Series of Nato strikes rock Tripoli
Nato air raids shook Tripoli yesterday as the UN denounced crimes against humanity and war crimes committed in the conflict between Muammar Gaddafi's forces and rebels seeking to topple the strongman.
A series of six blasts at around 12:35am were followed by several more a few minutes later in the Libyan capital, the target of intensive Nato air raids for the past weeks, an AFP correspondent reported.
Nato warplanes had carried out raids late Monday and Tuesday on Tripoli, the suburb of Tajura and Al-Jafra, 600 kilometres to the south.
Government spokesman Mussa Ibrahim said Tuesday that Nato air raids on Libya had killed 718 civilians and wounded 4,067 since they were unleashed on March 19 and up to May 26, but Nato said there was nothing to verify the claim.

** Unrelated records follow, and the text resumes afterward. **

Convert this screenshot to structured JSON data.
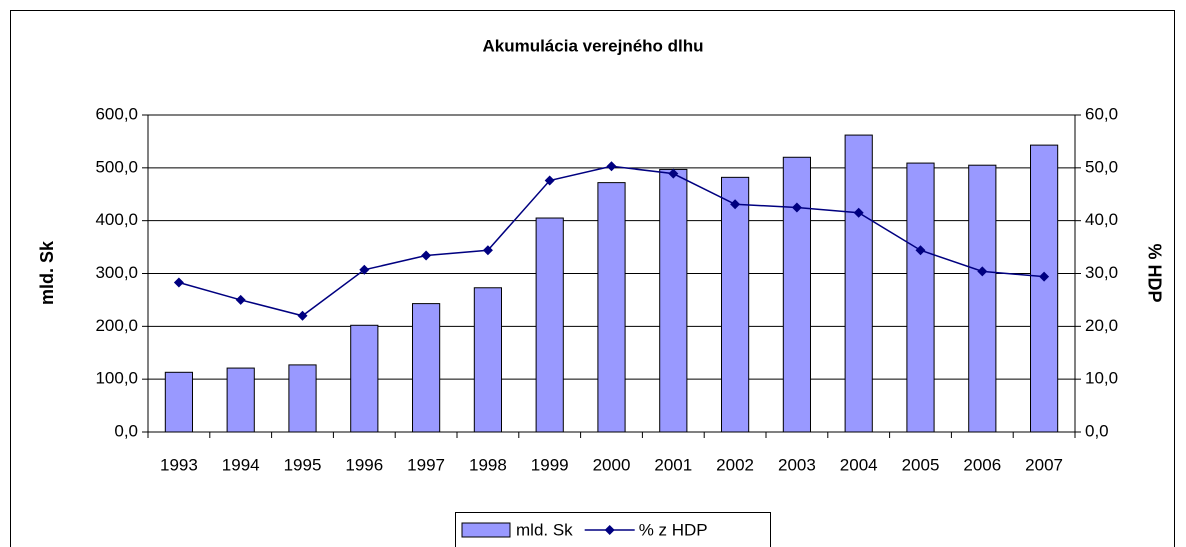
{
  "chart_data": {
    "type": "bar-line",
    "title": "Akumulácia verejného dlhu",
    "y_label": "mld. Sk",
    "y2_label": "% HDP",
    "categories": [
      "1993",
      "1994",
      "1995",
      "1996",
      "1997",
      "1998",
      "1999",
      "2000",
      "2001",
      "2002",
      "2003",
      "2004",
      "2005",
      "2006",
      "2007"
    ],
    "series": [
      {
        "name": "mld. Sk",
        "type": "bar",
        "color": "#9999ff",
        "axis": "y",
        "values": [
          113,
          121,
          127,
          202,
          243,
          273,
          405,
          472,
          497,
          482,
          520,
          562,
          509,
          505,
          543
        ]
      },
      {
        "name": "% z HDP",
        "type": "line",
        "color": "#000080",
        "axis": "y2",
        "values": [
          28.3,
          25.0,
          22.0,
          30.7,
          33.4,
          34.4,
          47.6,
          50.3,
          48.9,
          43.1,
          42.5,
          41.5,
          34.4,
          30.4,
          29.4
        ]
      }
    ],
    "ylim": [
      0,
      600
    ],
    "yticks": [
      {
        "value": 0,
        "label": "0,0"
      },
      {
        "value": 100,
        "label": "100,0"
      },
      {
        "value": 200,
        "label": "200,0"
      },
      {
        "value": 300,
        "label": "300,0"
      },
      {
        "value": 400,
        "label": "400,0"
      },
      {
        "value": 500,
        "label": "500,0"
      },
      {
        "value": 600,
        "label": "600,0"
      }
    ],
    "y2lim": [
      0,
      60
    ],
    "y2ticks": [
      {
        "value": 0,
        "label": "0,0"
      },
      {
        "value": 10,
        "label": "10,0"
      },
      {
        "value": 20,
        "label": "20,0"
      },
      {
        "value": 30,
        "label": "30,0"
      },
      {
        "value": 40,
        "label": "40,0"
      },
      {
        "value": 50,
        "label": "50,0"
      },
      {
        "value": 60,
        "label": "60,0"
      }
    ],
    "grid": true,
    "legend": "bottom"
  }
}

Libyan Oil Minister Shukri Ghanem meanwhile became the latest member of Gaddafi's regime to resign, saying in Italy that he had left Libya to join the uprising against his former boss and "fight for a democratic country."
On the ground in Libya, a huge car bomb rocked a major hotel Wednesday in Benghazi, the Libyan rebels' capital in the east of the country, but caused no casualties, witnesses and police said.
A commission of inquiry set up by the UN Human Rights Council in Geneva accused Gaddafi's regime of carrying out systematic attacks on the population, saying that it committed not only crimes against humanity but also war crimes.
While it found fewer reports of violations by the opposition, the commission also said rebel forces committed acts that constituted war crimes.
The 47-member UN Human Rights Council set up the investigation into suspected crimes against humanity in February after Gaddafi's regime dispatched Libya's army and air force to fire on civilians.